From now on, I’m only eating food that has music videos.  Just kidding.

I love any kind of pickle: dill, sweet, cornichons, all kinds of kimchee, krauts, pepperocini. You name it, if it’s pickled, I’ll probably eat it. So when I read this, I had to have Kuchela.

I found it easily on Amazon for $7 + shipping. Within a week, my jar arrived. The contents were a muddy, murky green.  My kids took one look and gagged. I opened it and they left the room. Kory sniffed and demurred. He says he tried it, but I’m not sure I believe him.

Finn will eat hot. Ella will eat pickle. Between them, they make one Kuchela eater, and that is me.

Which is great, because for once, there is a food in my house that belongs entirely to me and me alone. They scarf the berries before I get to them. They eat the Easter chocolate in the middle of the night, but this jar of Mango Kuchela, it’s mine and mine alone. I don’t even have to hoard it because no one but me will go near it.  Mothers, take this as a lesson–cultivate tastes distinct from your family if you want to feed yourself as well as your family.

As of this writing, I have finished half the jar.

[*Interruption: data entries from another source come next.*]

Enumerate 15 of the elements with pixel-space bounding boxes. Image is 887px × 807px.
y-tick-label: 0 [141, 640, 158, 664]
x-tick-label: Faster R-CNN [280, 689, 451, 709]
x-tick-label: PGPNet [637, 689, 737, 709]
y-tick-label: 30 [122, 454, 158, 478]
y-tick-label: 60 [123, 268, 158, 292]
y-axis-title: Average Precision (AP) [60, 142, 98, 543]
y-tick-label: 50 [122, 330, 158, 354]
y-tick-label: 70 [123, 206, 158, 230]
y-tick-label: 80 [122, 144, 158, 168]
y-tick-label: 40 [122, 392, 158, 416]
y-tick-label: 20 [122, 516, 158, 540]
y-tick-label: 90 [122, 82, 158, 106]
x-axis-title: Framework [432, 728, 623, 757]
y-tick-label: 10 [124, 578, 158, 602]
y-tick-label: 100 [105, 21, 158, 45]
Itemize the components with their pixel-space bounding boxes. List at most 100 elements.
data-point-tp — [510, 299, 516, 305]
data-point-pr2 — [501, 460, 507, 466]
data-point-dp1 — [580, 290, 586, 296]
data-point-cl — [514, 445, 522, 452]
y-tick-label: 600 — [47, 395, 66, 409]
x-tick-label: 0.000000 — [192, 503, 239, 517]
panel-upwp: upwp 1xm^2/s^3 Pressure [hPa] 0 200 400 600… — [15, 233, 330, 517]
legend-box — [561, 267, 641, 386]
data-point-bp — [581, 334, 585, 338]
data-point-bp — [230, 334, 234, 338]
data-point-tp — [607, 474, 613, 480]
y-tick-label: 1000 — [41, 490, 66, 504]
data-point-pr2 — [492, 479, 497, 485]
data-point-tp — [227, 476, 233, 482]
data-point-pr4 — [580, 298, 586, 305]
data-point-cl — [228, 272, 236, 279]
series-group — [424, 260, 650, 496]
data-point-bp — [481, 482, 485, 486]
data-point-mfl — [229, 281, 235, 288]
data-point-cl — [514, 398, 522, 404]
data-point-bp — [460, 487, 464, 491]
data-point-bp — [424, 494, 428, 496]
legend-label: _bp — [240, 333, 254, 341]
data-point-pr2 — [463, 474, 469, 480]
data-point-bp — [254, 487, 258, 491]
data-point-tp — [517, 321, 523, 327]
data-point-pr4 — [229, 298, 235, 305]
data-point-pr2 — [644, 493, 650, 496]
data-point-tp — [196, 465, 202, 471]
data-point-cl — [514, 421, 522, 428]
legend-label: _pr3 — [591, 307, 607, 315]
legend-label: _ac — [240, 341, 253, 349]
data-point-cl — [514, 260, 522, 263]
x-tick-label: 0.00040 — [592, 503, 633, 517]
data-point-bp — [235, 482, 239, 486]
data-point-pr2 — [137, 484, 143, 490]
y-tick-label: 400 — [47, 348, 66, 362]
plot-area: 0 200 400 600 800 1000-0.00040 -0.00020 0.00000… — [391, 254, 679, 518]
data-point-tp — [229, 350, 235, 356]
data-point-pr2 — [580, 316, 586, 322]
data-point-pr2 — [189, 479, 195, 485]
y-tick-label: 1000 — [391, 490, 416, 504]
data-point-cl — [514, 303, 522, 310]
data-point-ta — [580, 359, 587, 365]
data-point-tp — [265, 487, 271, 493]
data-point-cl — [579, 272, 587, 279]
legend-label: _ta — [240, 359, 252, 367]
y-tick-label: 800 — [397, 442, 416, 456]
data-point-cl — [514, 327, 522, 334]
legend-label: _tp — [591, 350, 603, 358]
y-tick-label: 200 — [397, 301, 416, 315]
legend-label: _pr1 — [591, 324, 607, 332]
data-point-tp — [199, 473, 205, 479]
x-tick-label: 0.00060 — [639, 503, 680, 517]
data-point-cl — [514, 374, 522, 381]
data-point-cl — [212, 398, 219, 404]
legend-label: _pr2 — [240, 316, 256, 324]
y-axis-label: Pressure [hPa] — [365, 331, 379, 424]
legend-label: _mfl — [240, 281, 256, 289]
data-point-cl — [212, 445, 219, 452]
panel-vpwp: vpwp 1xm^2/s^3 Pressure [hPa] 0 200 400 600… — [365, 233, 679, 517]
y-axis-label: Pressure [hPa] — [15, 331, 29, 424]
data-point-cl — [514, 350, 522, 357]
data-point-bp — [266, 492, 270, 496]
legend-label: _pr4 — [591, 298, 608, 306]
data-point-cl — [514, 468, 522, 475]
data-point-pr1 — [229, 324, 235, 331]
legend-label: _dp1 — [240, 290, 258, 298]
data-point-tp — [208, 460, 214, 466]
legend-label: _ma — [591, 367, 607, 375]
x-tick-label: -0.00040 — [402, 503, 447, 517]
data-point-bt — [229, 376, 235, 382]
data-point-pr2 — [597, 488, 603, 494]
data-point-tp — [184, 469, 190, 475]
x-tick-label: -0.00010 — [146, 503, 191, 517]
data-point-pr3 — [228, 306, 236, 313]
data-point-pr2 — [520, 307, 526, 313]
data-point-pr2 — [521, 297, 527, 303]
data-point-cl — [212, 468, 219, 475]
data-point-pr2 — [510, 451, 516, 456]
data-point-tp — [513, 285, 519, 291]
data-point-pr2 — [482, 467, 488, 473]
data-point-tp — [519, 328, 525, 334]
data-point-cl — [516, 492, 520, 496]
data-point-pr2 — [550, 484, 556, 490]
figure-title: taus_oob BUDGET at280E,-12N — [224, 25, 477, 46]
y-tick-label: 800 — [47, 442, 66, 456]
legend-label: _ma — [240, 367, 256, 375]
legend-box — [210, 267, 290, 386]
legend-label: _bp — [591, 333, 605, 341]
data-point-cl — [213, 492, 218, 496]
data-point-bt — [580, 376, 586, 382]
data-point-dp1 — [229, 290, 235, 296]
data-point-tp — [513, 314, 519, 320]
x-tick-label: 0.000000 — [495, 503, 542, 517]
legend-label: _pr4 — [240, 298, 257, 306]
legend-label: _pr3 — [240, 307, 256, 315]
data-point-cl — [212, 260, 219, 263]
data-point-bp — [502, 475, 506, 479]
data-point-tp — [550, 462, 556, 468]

I eat it on eggs, and roti, and flat bread, and tofu, and curries. It is, as the song says, hotter than hot, blazing hot. It’s full-bodied, mouth-watering, salty, sour, a little sweet, and totally addictive.

The kids and Kory won’t touch it, but it has brought them untold joy, too, because whenever we eat, or even talk about eating, or even describe any food, or daily temperature that is “hot”, they break into The Song. Shoulders shake, booties twitch, and a little bit of hot kuchela madness takes over. The stuff is magic.